The kinetics of oxygen uptake

One of the major features of an effectively functioning physiological system is its ability to respond to a particular stressor with rapid response characteristics. For example, during muscular exercise the greater the aerobic contribution to the energy transformations that fuel the muscular contraction the less is the reliance on anaerobic mechanisms – which are major contributors to the fatigue process (e.g. Hepple, 2002; Westerblad et al., 2002 for review). A rapid dynamic response profile of O₂ uptake is, consequently, a characteristic feature of subjects manifesting high exercise tolerance (e.g. Hagberg et al., 1980; Powers et al., 1985; Whipp et al., 2001). In order to understand the mechanisms controlling O₂ uptake at the lung (V̇O₂), the O₂ consumption in the skeletal muscle (mV̇O₂), and the factors that can dissociate them, it is naturally important to establish a precise characterization of the time course in order to draw justifiable control inferences. mV̇O₂, for example, is known to be controlled by enzymatic processes linked to high-energy phosphate turnover in the muscle: hence the ‘expected’ response profile is exponential (e.g.
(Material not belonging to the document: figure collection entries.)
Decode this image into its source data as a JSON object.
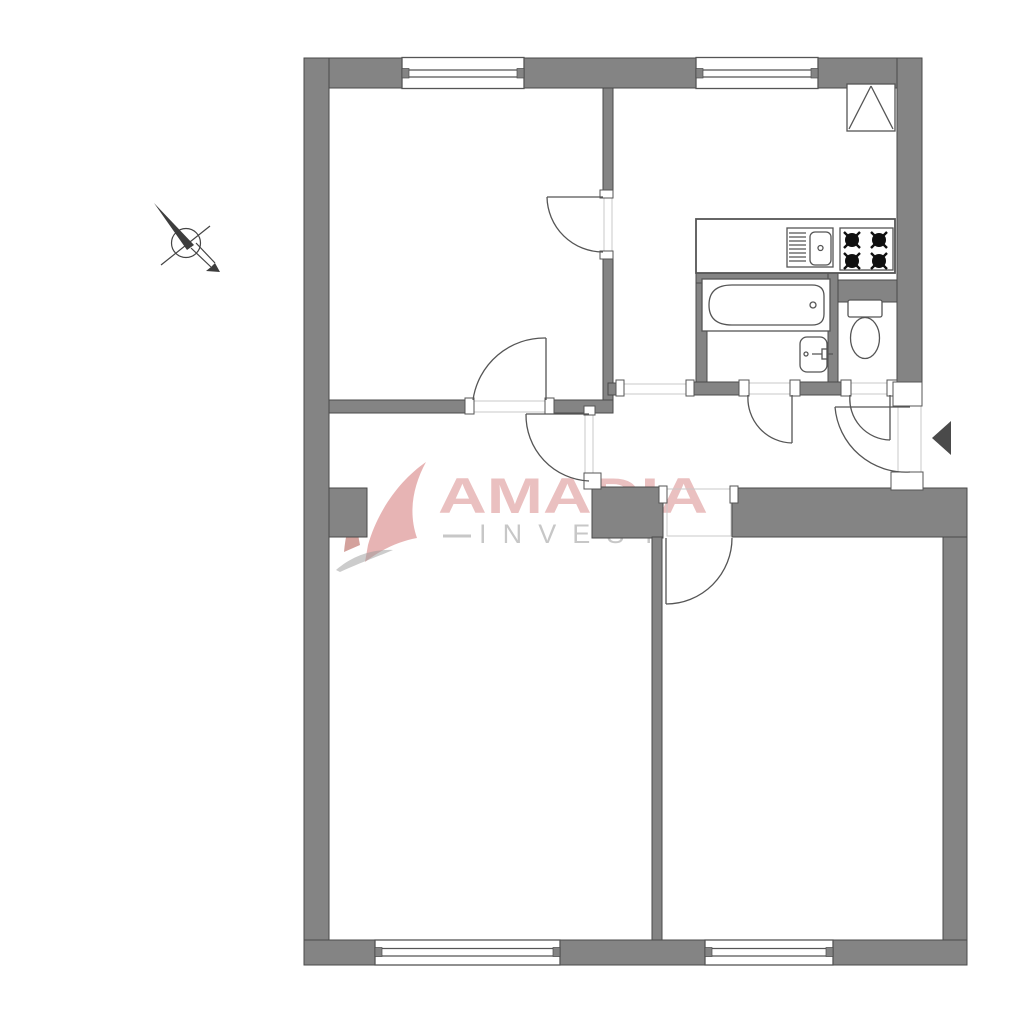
{
  "watermark": {
    "brand": "AMADIA",
    "sub": "INVEST"
  },
  "colors": {
    "background": "#ffffff",
    "wall-fill": "#848484",
    "wall-stroke": "#4a4a4a",
    "line": "#555555",
    "threshold": "#c9c9c9",
    "burner": "#101010",
    "entrance-arrow": "#4a4a4a",
    "wm-red": "#cf6a6a",
    "wm-gray": "#b5b5b5"
  },
  "icons": {
    "north_arrow": "north-arrow-icon",
    "entrance_arrow": "entrance-arrow-icon",
    "ventilation_shaft": "ventilation-shaft-icon"
  }
}
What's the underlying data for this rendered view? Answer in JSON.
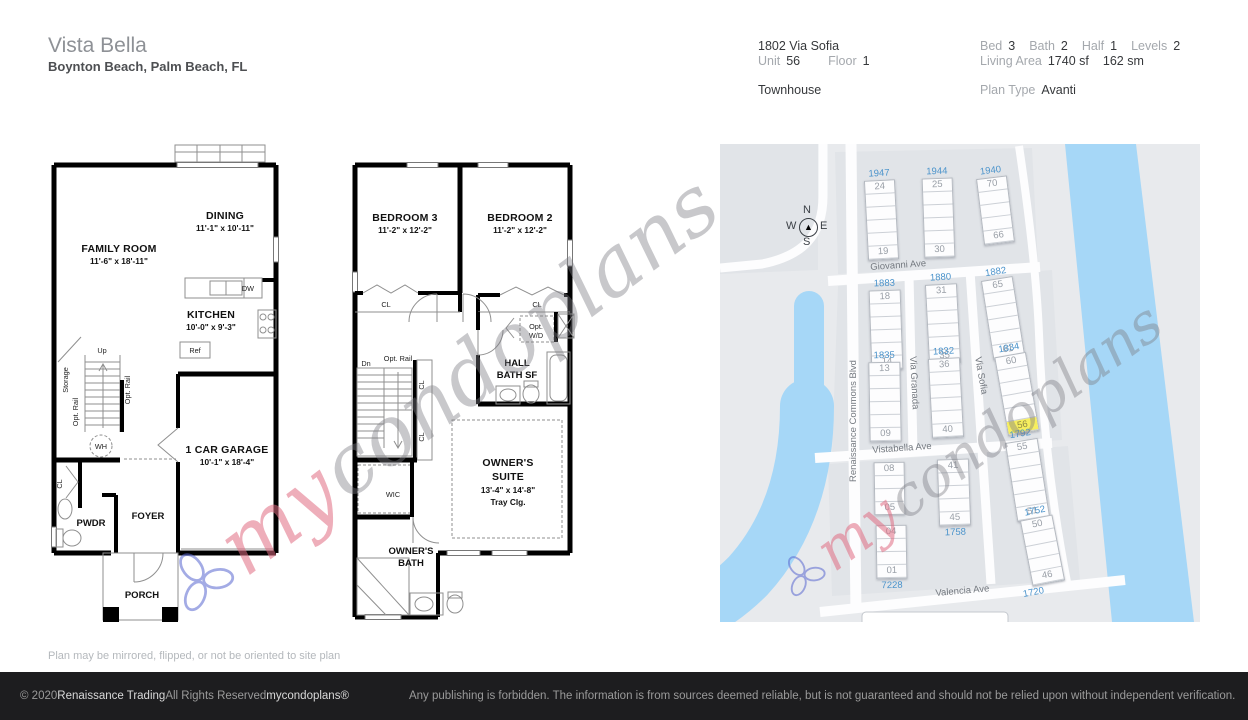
{
  "header": {
    "community": "Vista Bella",
    "location": "Boynton Beach, Palm Beach, FL",
    "address": "1802 Via Sofia",
    "unit_label": "Unit",
    "unit_value": "56",
    "floor_label": "Floor",
    "floor_value": "1",
    "property_type": "Townhouse",
    "bed_label": "Bed",
    "bed_value": "3",
    "bath_label": "Bath",
    "bath_value": "2",
    "half_label": "Half",
    "half_value": "1",
    "levels_label": "Levels",
    "levels_value": "2",
    "living_area_label": "Living Area",
    "living_area_sf": "1740 sf",
    "living_area_sm": "162 sm",
    "plan_type_label": "Plan Type",
    "plan_type_value": "Avanti"
  },
  "floor1": {
    "family_room": "FAMILY ROOM",
    "family_room_dims": "11'-6\" x 18'-11\"",
    "dining": "DINING",
    "dining_dims": "11'-1\" x 10'-11\"",
    "kitchen": "KITCHEN",
    "kitchen_dims": "10'-0\" x 9'-3\"",
    "garage": "1 CAR GARAGE",
    "garage_dims": "10'-1\" x 18'-4\"",
    "pwdr": "PWDR",
    "foyer": "FOYER",
    "porch": "PORCH",
    "storage": "Storage",
    "up": "Up",
    "wh": "WH",
    "ref": "Ref",
    "dw": "DW",
    "cl": "CL",
    "opt_rail": "Opt. Rail"
  },
  "floor2": {
    "bedroom3": "BEDROOM 3",
    "bedroom3_dims": "11'-2\" x 12'-2\"",
    "bedroom2": "BEDROOM 2",
    "bedroom2_dims": "11'-2\" x 12'-2\"",
    "owners_suite_1": "OWNER'S",
    "owners_suite_2": "SUITE",
    "owners_suite_dims": "13'-4\" x 14'-8\"",
    "tray": "Tray Clg.",
    "hall_bath_1": "HALL",
    "hall_bath_2": "BATH SF",
    "owners_bath_1": "OWNER'S",
    "owners_bath_2": "BATH",
    "wic": "WIC",
    "dn": "Dn",
    "opt_rail": "Opt. Rail",
    "opt_wd_1": "Opt.",
    "opt_wd_2": "W/D",
    "cl": "CL"
  },
  "watermark": {
    "part1": "my",
    "part2": "condoplans"
  },
  "site_map": {
    "colors": {
      "accent_blue": "#4a93cb",
      "highlight_yellow": "#f6ee5e",
      "water": "#a6d7f7"
    },
    "compass": {
      "n": "N",
      "e": "E",
      "s": "S",
      "w": "W",
      "arrow": "compass-arrow"
    },
    "streets": {
      "giovanni": "Giovanni Ave",
      "vistabella": "Vistabella Ave",
      "valencia": "Valencia Ave",
      "renaissance": "Renaissance Commons Blvd",
      "via_granada": "Via Granada",
      "via_sofia": "Via Sofia"
    },
    "highlighted_unit": "56",
    "buildings": [
      {
        "n": "1947",
        "x": 146,
        "y": 36,
        "w": 31,
        "rows": 6,
        "top": "24",
        "bottom": "19",
        "rot": -3,
        "numPos": "top"
      },
      {
        "n": "1944",
        "x": 203,
        "y": 34,
        "w": 31,
        "rows": 6,
        "top": "25",
        "bottom": "30",
        "rot": -2,
        "numPos": "top"
      },
      {
        "n": "1940",
        "x": 260,
        "y": 33,
        "w": 31,
        "rows": 5,
        "top": "70",
        "bottom": "66",
        "rot": -7,
        "numPos": "top"
      },
      {
        "n": "1883",
        "x": 150,
        "y": 146,
        "w": 32,
        "rows": 6,
        "top": "18",
        "bottom": "14",
        "rot": -2,
        "numPos": "top"
      },
      {
        "n": "1880",
        "x": 207,
        "y": 140,
        "w": 32,
        "rows": 6,
        "top": "31",
        "bottom": "35",
        "rot": -3,
        "numPos": "top"
      },
      {
        "n": "1882",
        "x": 267,
        "y": 134,
        "w": 32,
        "rows": 6,
        "top": "65",
        "bottom": "61",
        "rot": -9,
        "numPos": "top"
      },
      {
        "n": "1835",
        "x": 149,
        "y": 218,
        "w": 32,
        "rows": 6,
        "top": "13",
        "bottom": "09",
        "rot": -1,
        "numPos": "top"
      },
      {
        "n": "1832",
        "x": 210,
        "y": 214,
        "w": 32,
        "rows": 6,
        "top": "36",
        "bottom": "40",
        "rot": -3,
        "numPos": "top"
      },
      {
        "n": "1834",
        "x": 281,
        "y": 210,
        "w": 32,
        "rows": 6,
        "top": "60",
        "bottom": "56",
        "rot": -10,
        "numPos": "top",
        "hl": "bottom"
      },
      {
        "n": null,
        "x": 154,
        "y": 318,
        "w": 31,
        "rows": 4,
        "top": "08",
        "bottom": "05",
        "rot": -1,
        "numPos": null
      },
      {
        "n": "7228",
        "x": 156,
        "y": 381,
        "w": 31,
        "rows": 4,
        "top": "04",
        "bottom": "01",
        "rot": -1,
        "numPos": "bottom"
      },
      {
        "n": "1758",
        "x": 218,
        "y": 315,
        "w": 32,
        "rows": 5,
        "top": "41",
        "bottom": "45",
        "rot": -2,
        "numPos": "bottom"
      },
      {
        "n": "1792",
        "x": 291,
        "y": 296,
        "w": 33,
        "rows": 6,
        "top": "55",
        "bottom": "51",
        "rot": -9,
        "numPos": "top"
      },
      {
        "n": "1752",
        "x": 306,
        "y": 373,
        "w": 33,
        "rows": 5,
        "top": "50",
        "bottom": "46",
        "rot": -11,
        "numPos": "top"
      }
    ],
    "extra_labels": [
      {
        "text": "1720",
        "x": 303,
        "y": 443,
        "rot": -11
      }
    ]
  },
  "plan_note": "Plan may be mirrored, flipped, or not be oriented to site plan",
  "footer": {
    "copyright": "© 2020",
    "company": "Renaissance Trading",
    "rights": "All Rights Reserved",
    "brand": "mycondoplans®",
    "disclaimer": "Any publishing is forbidden.  The information is from sources deemed reliable, but is not guaranteed and should not be relied upon without independent verification."
  }
}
Chance et al., 1955; Owen and Wilson, 1974; Holian et al., 1977; Bessman and Geiger, 1981; Mahler, 1985; Saks et al., 2001; and see Wilson, 1994 for review). And so the attention given to exponential analysis is not that it is simply a convenient fitting strategy – there are other models that would give a more or less adequate fit to the data – it is that the exponential provides the potential for establishing justifiable physiological equivalents of the response parameters. An understanding of the basic features of the exponential is therefore essential to making physiological inferences from exercise transients.